I huffed, readjusting my arms, and continued to look out the window at the passing farms going down the highway, the gray hazed sky's looming in the early morning. The tall pines merging as we sped past them all. Small signs indicating food at this exit, or gas here, or someone's "world" famous pies that I have never heard of. All while I kept thinking back on the day that changed the dynamic between us. All of it just as fresh as the day it happened. Why would he go there? Why wouldn't he stay with me if he loved me like he said he did? He wasn't a bad kid, even my dad said so. Why did it have to happen to him? Was he lying to me? Was he involved with it the whole time and just was able to make me look stupid? Does he regret it? Does he know he is part of the reason I went to florida in the first place? Clearly he should know by now. My brain was going a million miles a minute with so many questions that I have never been able to answer. I have never been able to come to a conclusion as to the reasons. Maybe now If I just ask he could answer them and be honest with me. Although, he probably wouldn't or, he couldn't.

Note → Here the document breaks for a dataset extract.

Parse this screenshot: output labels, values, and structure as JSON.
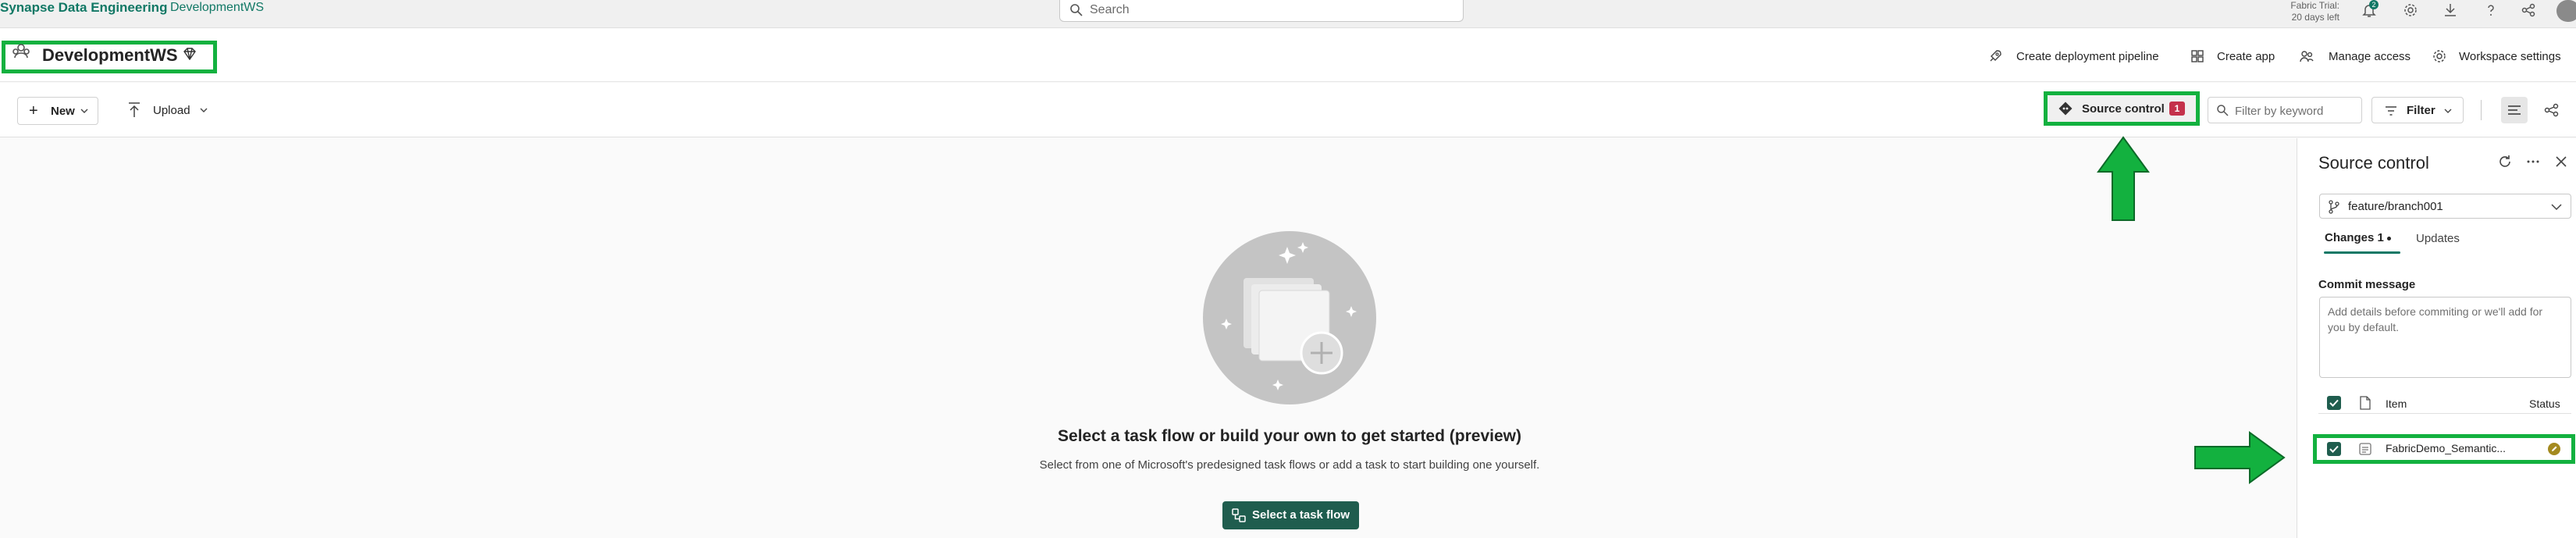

I would never know. I knew for sure that I wouldn't ever put myself in the position to love him like I used too. He wouldn't ever have the hold on my heart like he used too. Even though he was beautiful, thoughtful, kind, and that deep voice could radiate me to oblivion. Trying. Avoiding. Existing. Trying. Avoiding. Existing. Trying. Avoiding. Existing.

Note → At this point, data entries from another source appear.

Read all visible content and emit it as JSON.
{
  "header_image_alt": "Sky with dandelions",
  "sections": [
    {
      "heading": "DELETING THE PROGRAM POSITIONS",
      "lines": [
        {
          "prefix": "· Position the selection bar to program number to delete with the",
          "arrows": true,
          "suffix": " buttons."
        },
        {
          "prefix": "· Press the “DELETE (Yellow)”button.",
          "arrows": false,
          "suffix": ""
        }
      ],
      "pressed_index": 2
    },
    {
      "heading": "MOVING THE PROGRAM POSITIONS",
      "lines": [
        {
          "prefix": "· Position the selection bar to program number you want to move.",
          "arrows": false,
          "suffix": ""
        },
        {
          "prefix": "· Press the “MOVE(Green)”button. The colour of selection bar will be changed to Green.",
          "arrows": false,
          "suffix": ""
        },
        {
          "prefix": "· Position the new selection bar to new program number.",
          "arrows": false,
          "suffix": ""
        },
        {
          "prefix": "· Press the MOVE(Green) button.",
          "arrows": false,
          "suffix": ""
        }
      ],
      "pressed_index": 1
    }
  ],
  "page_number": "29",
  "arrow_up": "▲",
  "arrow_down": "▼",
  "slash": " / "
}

"Aimee, wake up, we are here."

"Huh? Oh, yeah." I wipe my eyes and correct my now waking eyes to see that we are at the convention center. We made it, and I have successfully not spoken to him the whole way there other than a few simple not-so-pleasant pleasantries. "Alright boys lets get these girls unloaded to barn 12 and then we will get some food in us."

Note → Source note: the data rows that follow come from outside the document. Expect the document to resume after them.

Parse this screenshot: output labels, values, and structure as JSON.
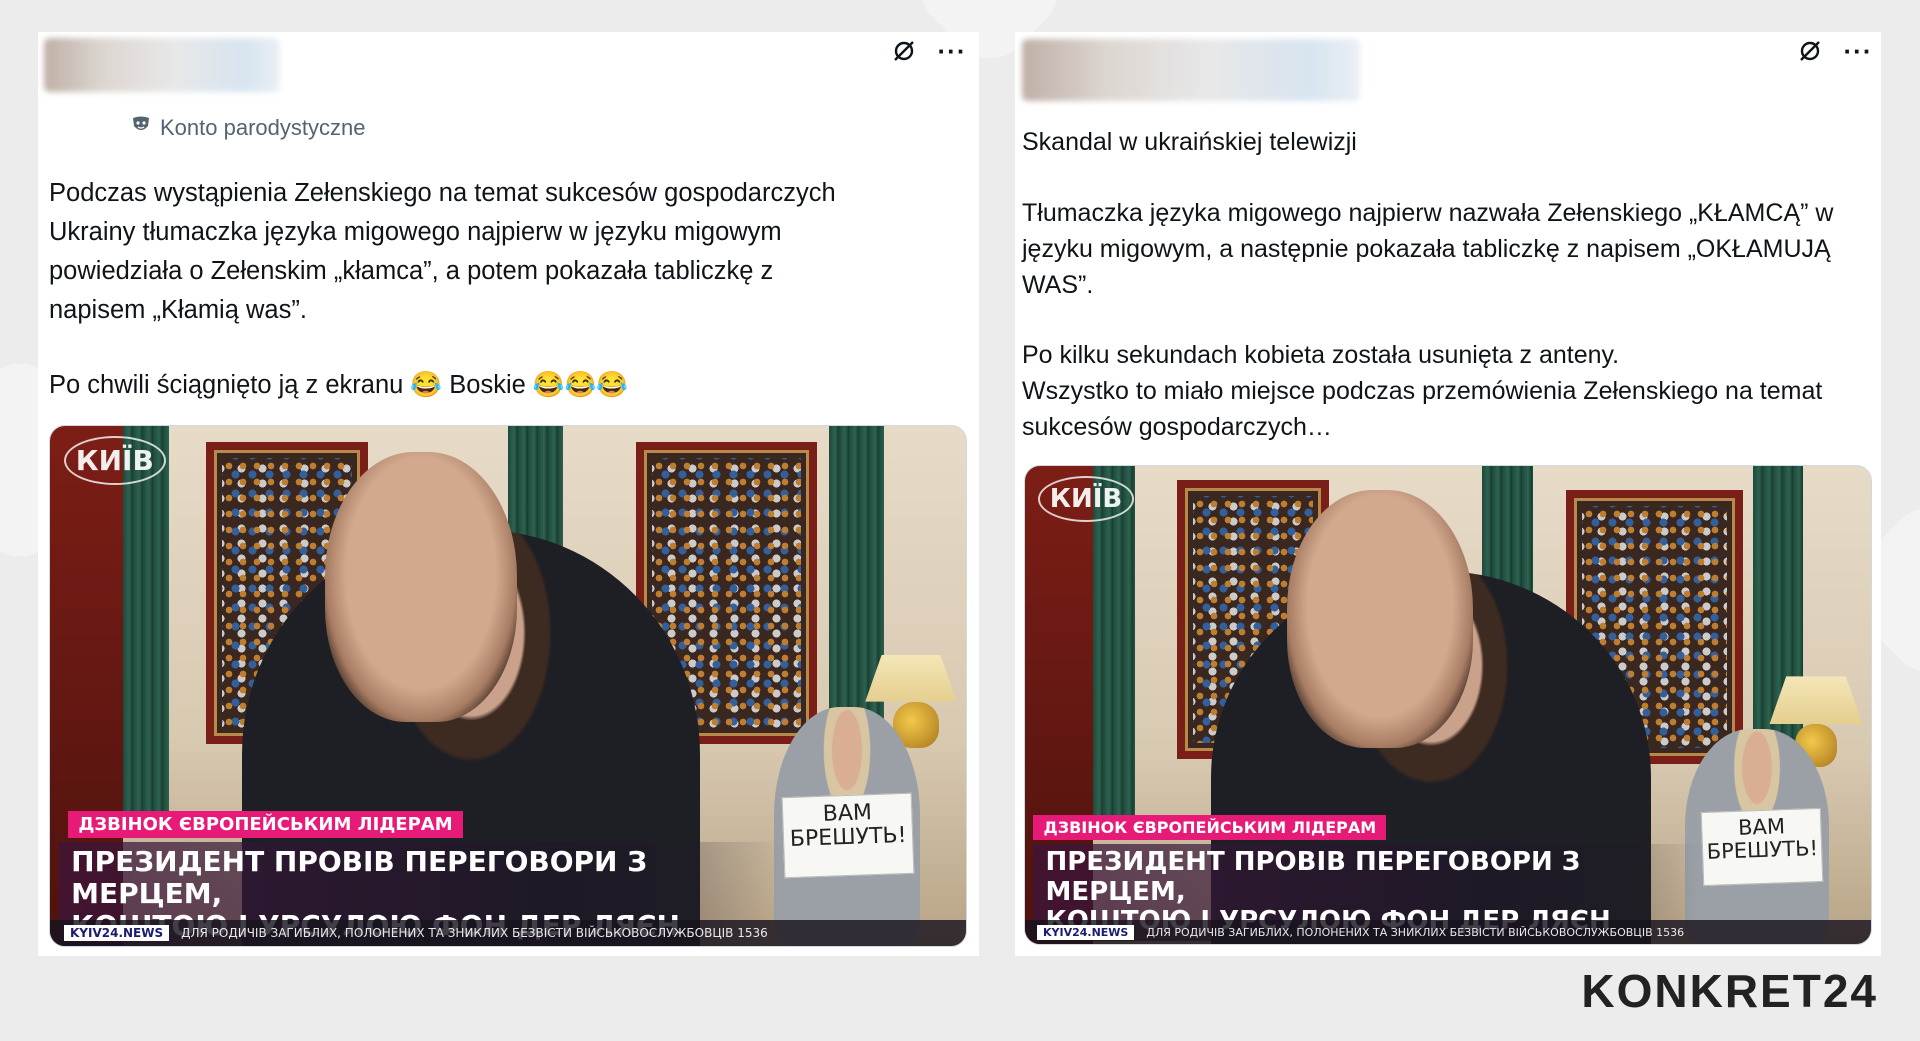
{
  "posts": [
    {
      "account_badge": "Konto parodystyczne",
      "paragraph1": "Podczas wystąpienia Zełenskiego na temat sukcesów gospodarczych\nUkrainy tłumaczka języka migowego najpierw w języku migowym\npowiedziała o Zełenskim „kłamca”, a potem pokazała tabliczkę z\nnapisem „Kłamią was”.",
      "paragraph2": "Po chwili ściągnięto ją z ekranu 😂 Boskie  😂😂😂",
      "video": {
        "channel_logo": "КИЇВ",
        "badge": "ДЗВІНОК ЄВРОПЕЙСЬКИМ ЛІДЕРАМ",
        "headline_line1": "ПРЕЗИДЕНТ ПРОВІВ ПЕРЕГОВОРИ З МЕРЦЕМ,",
        "headline_line2": "КОШТОЮ І УРСУЛОЮ ФОН ДЕР ЛЯЄН",
        "ticker_logo": "KYIV24.NEWS",
        "ticker_text": "ДЛЯ РОДИЧІВ ЗАГИБЛИХ, ПОЛОНЕНИХ ТА ЗНИКЛИХ БЕЗВІСТИ ВІЙСЬКОВОСЛУЖБОВЦІВ 1536",
        "sign_line1": "ВАМ",
        "sign_line2": "БРЕШУТЬ!"
      }
    },
    {
      "paragraph1": "Skandal w ukraińskiej telewizji",
      "paragraph2": "Tłumaczka języka migowego najpierw nazwała Zełenskiego „KŁAMCĄ” w\njęzyku migowym, a następnie pokazała tabliczkę z napisem „OKŁAMUJĄ\nWAS”.",
      "paragraph3": "Po kilku sekundach kobieta została usunięta z anteny.\nWszystko to miało miejsce podczas przemówienia Zełenskiego na temat\nsukcesów gospodarczych…",
      "video": {
        "channel_logo": "КИЇВ",
        "badge": "ДЗВІНОК ЄВРОПЕЙСЬКИМ ЛІДЕРАМ",
        "headline_line1": "ПРЕЗИДЕНТ ПРОВІВ ПЕРЕГОВОРИ З МЕРЦЕМ,",
        "headline_line2": "КОШТОЮ І УРСУЛОЮ ФОН ДЕР ЛЯЄН",
        "ticker_logo": "KYIV24.NEWS",
        "ticker_text": "ДЛЯ РОДИЧІВ ЗАГИБЛИХ, ПОЛОНЕНИХ ТА ЗНИКЛИХ БЕЗВІСТИ ВІЙСЬКОВОСЛУЖБОВЦІВ 1536",
        "sign_line1": "ВАМ",
        "sign_line2": "БРЕШУТЬ!"
      }
    }
  ],
  "icons": {
    "grok": "grok-icon",
    "more": "more-options-icon",
    "parody_badge": "parody-mask-icon"
  },
  "more_glyph": "···",
  "brand": "KONKRET24",
  "colors": {
    "background": "#ececec",
    "card": "#ffffff",
    "text": "#0f1419",
    "muted": "#536471",
    "tv_badge": "#e81a78"
  }
}
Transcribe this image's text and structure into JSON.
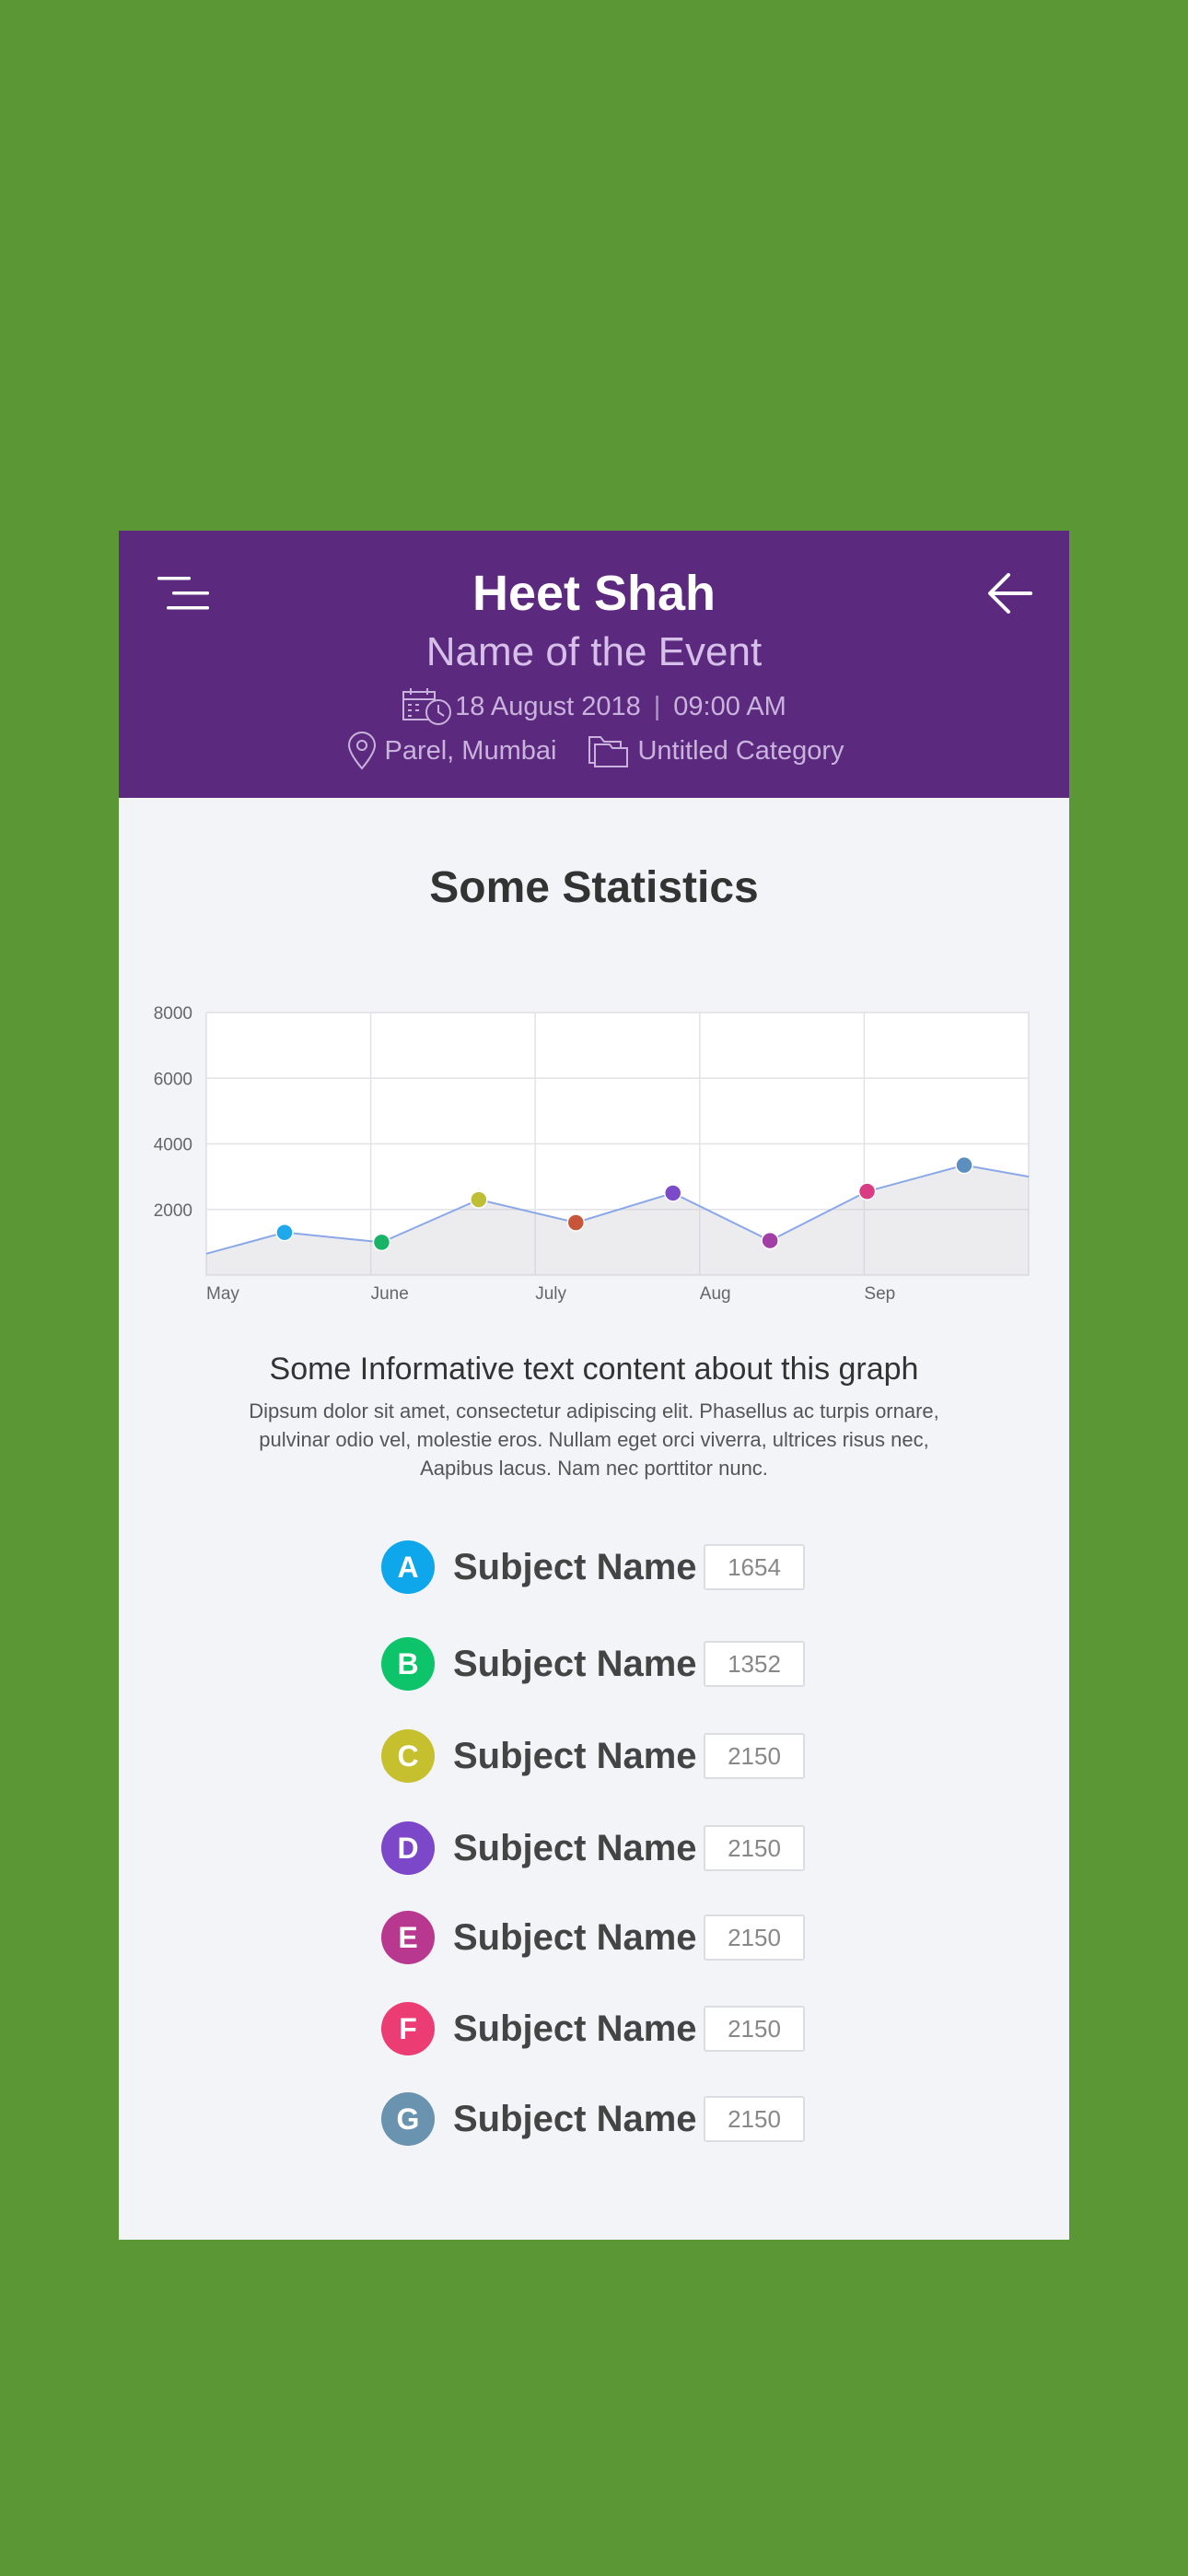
{
  "header": {
    "title": "Heet Shah",
    "subtitle": "Name of the Event",
    "date": "18 August 2018",
    "time": "09:00 AM",
    "separator": "|",
    "location": "Parel, Mumbai",
    "category": "Untitled Category",
    "background_color": "#5b2a7e"
  },
  "icons": {
    "menu": "menu-icon",
    "back": "arrow-left-icon",
    "calendar": "calendar-clock-icon",
    "location": "map-pin-icon",
    "category": "folder-icon"
  },
  "stats": {
    "title": "Some Statistics"
  },
  "chart_data": {
    "type": "area",
    "title": "",
    "x_tick_labels": [
      "May",
      "June",
      "July",
      "Aug",
      "Sep"
    ],
    "y_tick_labels": [
      "8000",
      "6000",
      "4000",
      "2000"
    ],
    "ylim": [
      0,
      8000
    ],
    "grid": true,
    "series": [
      {
        "values": [
          650,
          1300,
          1000,
          2300,
          1600,
          2500,
          1050,
          2550,
          3350,
          3000
        ],
        "marker_colors": [
          "",
          "#1fa8ec",
          "#19b366",
          "#bfbe37",
          "#c7553a",
          "#7b4ac9",
          "#a33ea6",
          "#d93c82",
          "#5c8fbf",
          ""
        ]
      }
    ]
  },
  "info": {
    "title": "Some Informative text content about this graph",
    "body": "Dipsum dolor sit amet, consectetur adipiscing elit. Phasellus ac turpis ornare, pulvinar odio vel, molestie eros. Nullam eget orci viverra, ultrices risus nec, Aapibus lacus. Nam nec porttitor nunc."
  },
  "subjects": [
    {
      "letter": "A",
      "name": "Subject Name",
      "value": "1654",
      "color": "#0fa7ec"
    },
    {
      "letter": "B",
      "name": "Subject Name",
      "value": "1352",
      "color": "#0ec46a"
    },
    {
      "letter": "C",
      "name": "Subject Name",
      "value": "2150",
      "color": "#c6c02e"
    },
    {
      "letter": "D",
      "name": "Subject Name",
      "value": "2150",
      "color": "#7c47c8"
    },
    {
      "letter": "E",
      "name": "Subject Name",
      "value": "2150",
      "color": "#b8388f"
    },
    {
      "letter": "F",
      "name": "Subject Name",
      "value": "2150",
      "color": "#ec3c74"
    },
    {
      "letter": "G",
      "name": "Subject Name",
      "value": "2150",
      "color": "#6a93b0"
    }
  ]
}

"Hey are you okay?" Tucker's voice sounded concerned, legitimately concerned.

If he only knew that was such a loaded question, "Yup, I am fine. Let's get finished here I am starving."

"Okay boys you heard her, let's get these girls moving!" Tucker bellowed across the mixed grass and gravel lot we had parked in "Jim, come over to the main truck and get the camping gear out, I brought 12 tents and enough sleeping bags and supplies for everyone to have their own space unless you chose to bunk up with someone."

Watching him take charge was alluring. "Aimee I have your stuff in the back of the truck so the guys didn't mess with it, I was pretty sure I grabbed it all if not I have extra supplies."

"Thank you. I knew I was forgetting something." I honestly didn't even remember to pack my camping supplies. I figured as much worse case I would stay in the truck and sleep in the back seat. Not even a question as to how he remembered to pack my shit, I always forget something. Damn it Aimee. He knows you better than you know yourself sometimes. He always has. You know that. So don't read into it, he was just being thoughtful.

"You know I couldn't forget about you." Tucker smiled as he handed me my tent "No matter what you think."